Evaluasi Izin Hiburan Malam di Pekanbaru Jelang Ramadan
PEKANBARU – Pemerintah Provinsi Riau melalui Dinas Pariwisata mulai melakukan langkah pembersihan dan penataan ulang terhadap seluruh tempat hiburan malam di Kota Pekanbaru. Langkah ini diambil guna memastikan ketertiban umum terjaga menjelang masuknya bulan suci Ramadan 1447 H.
Langkah tegas ini dipicu oleh gelombang protes masyarakat terkait dugaan aktivitas menyimpang di New Paragon KTV and Cafe. Kepala Dinas Pariwisata Riau, Tekad Perbatas, menegaskan pihaknya sedang melakukan audit menyeluruh terhadap dokumen izin operasional tempat tersebut untuk memastikan tidak ada aturan yang dilanggar.
"Dalam waktu dekat ini, kami akan melakukan penataan dan evaluasi terhadap seluruh tempat hiburan malam yang ada di Pekanbaru. Kami ingin memastikan semua usaha pariwisata berjalan sesuai norma dan aturan yang berlaku," ujar Tekad Perbatas.

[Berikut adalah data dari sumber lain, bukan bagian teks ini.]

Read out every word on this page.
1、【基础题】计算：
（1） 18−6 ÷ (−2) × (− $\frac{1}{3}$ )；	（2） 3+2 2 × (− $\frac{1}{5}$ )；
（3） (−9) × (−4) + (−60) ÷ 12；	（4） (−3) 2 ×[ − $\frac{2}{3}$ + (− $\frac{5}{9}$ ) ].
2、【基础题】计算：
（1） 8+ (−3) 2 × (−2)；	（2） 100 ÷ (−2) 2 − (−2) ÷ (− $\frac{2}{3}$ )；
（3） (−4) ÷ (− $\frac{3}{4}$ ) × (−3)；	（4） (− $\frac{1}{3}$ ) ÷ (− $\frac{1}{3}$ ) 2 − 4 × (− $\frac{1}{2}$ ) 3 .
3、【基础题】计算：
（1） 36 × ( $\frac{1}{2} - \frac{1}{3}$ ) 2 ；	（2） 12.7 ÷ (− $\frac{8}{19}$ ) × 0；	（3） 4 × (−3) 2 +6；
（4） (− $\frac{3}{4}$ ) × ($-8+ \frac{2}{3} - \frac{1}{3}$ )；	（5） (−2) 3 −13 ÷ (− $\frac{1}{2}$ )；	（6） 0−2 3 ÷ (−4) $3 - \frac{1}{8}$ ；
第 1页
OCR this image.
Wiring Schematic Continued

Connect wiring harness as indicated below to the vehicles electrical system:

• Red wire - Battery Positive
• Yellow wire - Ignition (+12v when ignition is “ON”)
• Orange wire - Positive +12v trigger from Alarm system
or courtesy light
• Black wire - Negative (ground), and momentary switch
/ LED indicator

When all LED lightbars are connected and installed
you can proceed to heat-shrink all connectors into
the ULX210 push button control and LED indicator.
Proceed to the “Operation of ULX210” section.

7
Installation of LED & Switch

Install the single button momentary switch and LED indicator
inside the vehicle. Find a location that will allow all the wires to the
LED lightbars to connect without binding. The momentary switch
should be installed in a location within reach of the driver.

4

Menurut Tekad, audit verifikasi ini merujuk pada Peraturan Menteri Pariwisata Nomor 6 Tahun 2025. Tim akan memeriksa apakah pengelola menjalankan bisnis sesuai kategori izin yang diberikan atau justru menyalahgunakannya untuk kegiatan yang bertentangan dengan moralitas masyarakat Riau.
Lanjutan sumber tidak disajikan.